El deseo como escondite

El deseo como escondite

Hay quien elogia el ingenio para granjearse los medios que permitan satisfacer los deseos más ardientes, aquellos que, también dicen, es mejor no cuestionar. Dicen, más bien, que nadie lo hace en realidad. Con ellos, entramos en un territorio desolado, sin muros ni asideros: la aridez del alma que no sabe explicar bien motivo alguno. No habría mérito alguno, según esto, en pensar repentinamente aquello de amarrarse a un poste para evitar la seducción peligrosa y monstruosa. La razón no impide la imaginación: ambas son necesarias al alma. ¿Puede la imaginación guiar hacia lo bueno, o siempre es voluble y caprichosa? En la parsimonia de su hogar, Céfalo no tiene prisa por nada, más que por abandonar tranquilamente una conversación complicada e importante. Para él, todo se subordina a la máquina ritual que la fortuna le ha preparado; las inquinas personales y los posibles agravios se subsanan con la libertad que da el dinero para rezar y deshacer malentendidos. La justicia no tiene lugar cuando todo mundo está tan convencido y complacido consigo mismo de tal modo. Morir tranquilo es alcanzar el Hades sin mancha alguna, con la tranquilidad sensata de un alma ya añosa, que no es lo mismo que saber qué significa ser justo. ¿Valdrá tener la corona senescente de Céfalo sostenida por el corazón de la zorra de Arquíloco?

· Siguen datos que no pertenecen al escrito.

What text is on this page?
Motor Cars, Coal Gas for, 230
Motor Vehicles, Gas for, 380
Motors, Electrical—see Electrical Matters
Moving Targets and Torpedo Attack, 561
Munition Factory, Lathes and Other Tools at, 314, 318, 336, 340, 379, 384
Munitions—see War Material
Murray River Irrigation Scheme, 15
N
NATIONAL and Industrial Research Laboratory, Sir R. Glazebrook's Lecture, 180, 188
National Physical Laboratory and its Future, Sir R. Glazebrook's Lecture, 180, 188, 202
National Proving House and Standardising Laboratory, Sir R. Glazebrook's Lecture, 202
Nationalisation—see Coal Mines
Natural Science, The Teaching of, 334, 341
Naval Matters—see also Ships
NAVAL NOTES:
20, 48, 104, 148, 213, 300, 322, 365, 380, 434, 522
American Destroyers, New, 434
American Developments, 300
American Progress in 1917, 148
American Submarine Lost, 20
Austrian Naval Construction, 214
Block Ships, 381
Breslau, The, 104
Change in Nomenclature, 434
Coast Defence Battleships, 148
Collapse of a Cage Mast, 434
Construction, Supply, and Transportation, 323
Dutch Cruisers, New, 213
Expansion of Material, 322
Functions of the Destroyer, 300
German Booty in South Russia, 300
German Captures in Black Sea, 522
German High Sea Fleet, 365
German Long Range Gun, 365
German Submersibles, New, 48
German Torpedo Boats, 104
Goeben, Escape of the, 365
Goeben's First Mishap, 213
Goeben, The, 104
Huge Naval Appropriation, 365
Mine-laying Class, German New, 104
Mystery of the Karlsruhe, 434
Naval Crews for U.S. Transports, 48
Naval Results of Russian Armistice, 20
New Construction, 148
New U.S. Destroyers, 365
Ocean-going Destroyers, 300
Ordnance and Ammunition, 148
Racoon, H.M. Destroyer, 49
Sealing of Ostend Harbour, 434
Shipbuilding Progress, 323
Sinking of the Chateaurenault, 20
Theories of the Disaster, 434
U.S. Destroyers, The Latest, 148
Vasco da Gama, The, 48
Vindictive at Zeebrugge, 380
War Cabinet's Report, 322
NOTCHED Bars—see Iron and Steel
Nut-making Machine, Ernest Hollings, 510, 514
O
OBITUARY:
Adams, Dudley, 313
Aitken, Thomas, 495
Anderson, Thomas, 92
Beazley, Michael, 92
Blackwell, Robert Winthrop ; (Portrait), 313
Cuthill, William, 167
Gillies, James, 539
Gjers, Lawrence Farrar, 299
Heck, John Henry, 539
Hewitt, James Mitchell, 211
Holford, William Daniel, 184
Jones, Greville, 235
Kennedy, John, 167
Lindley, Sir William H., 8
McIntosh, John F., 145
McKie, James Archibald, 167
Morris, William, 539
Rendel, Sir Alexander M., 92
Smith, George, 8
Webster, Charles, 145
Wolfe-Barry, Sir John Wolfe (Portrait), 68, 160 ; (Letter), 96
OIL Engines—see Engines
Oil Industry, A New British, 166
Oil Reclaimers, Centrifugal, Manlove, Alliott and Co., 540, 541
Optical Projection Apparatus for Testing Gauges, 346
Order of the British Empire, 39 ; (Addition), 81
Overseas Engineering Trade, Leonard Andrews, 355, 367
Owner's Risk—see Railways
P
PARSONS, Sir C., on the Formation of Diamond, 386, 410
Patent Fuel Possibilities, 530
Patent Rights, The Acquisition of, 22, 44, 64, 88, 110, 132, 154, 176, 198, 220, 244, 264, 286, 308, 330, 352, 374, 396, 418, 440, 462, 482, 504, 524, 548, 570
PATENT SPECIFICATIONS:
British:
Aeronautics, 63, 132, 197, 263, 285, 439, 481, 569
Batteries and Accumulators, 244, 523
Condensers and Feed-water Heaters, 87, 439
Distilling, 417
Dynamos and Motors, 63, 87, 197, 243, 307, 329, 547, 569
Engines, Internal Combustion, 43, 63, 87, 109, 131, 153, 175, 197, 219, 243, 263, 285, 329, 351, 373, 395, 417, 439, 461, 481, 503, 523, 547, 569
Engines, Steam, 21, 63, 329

Evidentemente, la indigencia no nos saca del apuro, que lo justo no parece ser una propiedad adquirida por la fastuosidad o escasez de nuestros medios materiales. Lo justo de retribuir no está en el objeto retribuido, sino en el acto retributivo y en el efecto que este tenga en el alma, que es parte de la estela del acto mismo. Por eso existe aquel argumento socrático aparentemente sencillo en torno a la devolución de las armas. Volviendo al inicio, la voracidad del apetito termina por fastidiar la empresa del apetito mismo: el hartazgo satura el organismo y procrastina la felicidad del metabolismo. Uno puede buscarse la manera de imponerse, pero, en verdad, pudiera ser inteligencia genuina el saber dar el cauce hacia lo mejor. Claro que es fácil objetar que de lo mejor todos sabemos un poco. La existencia de las artes nos disuade un poco de esa opinión: podemos creer que es mejor comer aquello que nos apetezca en todo momento, hasta que un dolor nos revele la imprudencia de incurrir en el desorden del deseo culinario. El panorama de cada momento no impide que escojamos aquello que favorece nuestras intenciones, pero tampoco impide notar la ceguera en que nuestras propias intenciones nos sumergen por andar a sus anchas sin que se les haga ninguna pregunta en torno a su soberanía. Nuestro provecho no siempre coincide con nuestros deseos. Por ahí comienza el problema de saber lo que una ciudad es. La resolución no puede dejarse a las abstracciones más comunes: el pueblo legislador o la voluntad general no ordenan sobre lo justo con sólo tronar los dedos. La experiencia al respecto no se limita a un solo país, ni a un solo momento histórico.

Un reto para el intelecto práctico es no desesperar de lo real. No pára el problema ahí, pues aquello por lo que se realizan las acciones, aquel resquicio que nos empuja al intento de entender lo hecho nunca se aclara por sí mismo. Es tan difícil conocerse a sí mismo que a veces se opta por imágenes simples de lo que nos explica. Se opta por entender el conflicto del alma a la cuestión de la dialéctica entre un modelo y lo real. Es un malentendido recurrente, aunque no por ello menos culpable. Los actos no se comprenden sólo por el hecho de verlos realizarse. Por más nítido que parezca el objetivo inmediato, hay algo que nos permite gozarlo cuando se realiza y vislumbrarlo en su lejanía renuente. Esa tendencia, ¿no hace necesario que nos preguntemos a veces si sabemos en general qué permite elaborar el vínculo entre el agente y su acción, vínculo que por otro lado se traspasa a la gramática? Esa idea de la educación musical para las almas perfectas, ¿es sólo una imagen que revela la verdadera indigencia de nuestro ser o que nos invita e incita a la vez a preguntar si lo musical es un fenómeno un poco desconocido para nuestras almas, desconocimiento que nos permite estar seguros tanto en la confianza ante lo ideal como en la desconfianza ante la exigencia fabulística? El autoconocimiento sería imposible si las preguntas más profundas en torno a uno mismo se resolvieran sólo en la aceptación de un modelo e imagen que apenas entendemos. Mejor rumiar y repensar. Si la respuesta se halla entre los dogmas de la ciudad, no tiene caso la insistencia de permanecer en ella para preguntarle sobre algo que ya sabe. Esto supone quizá ya algo demasiado complicado: que conocerse sea también universalmente deseable.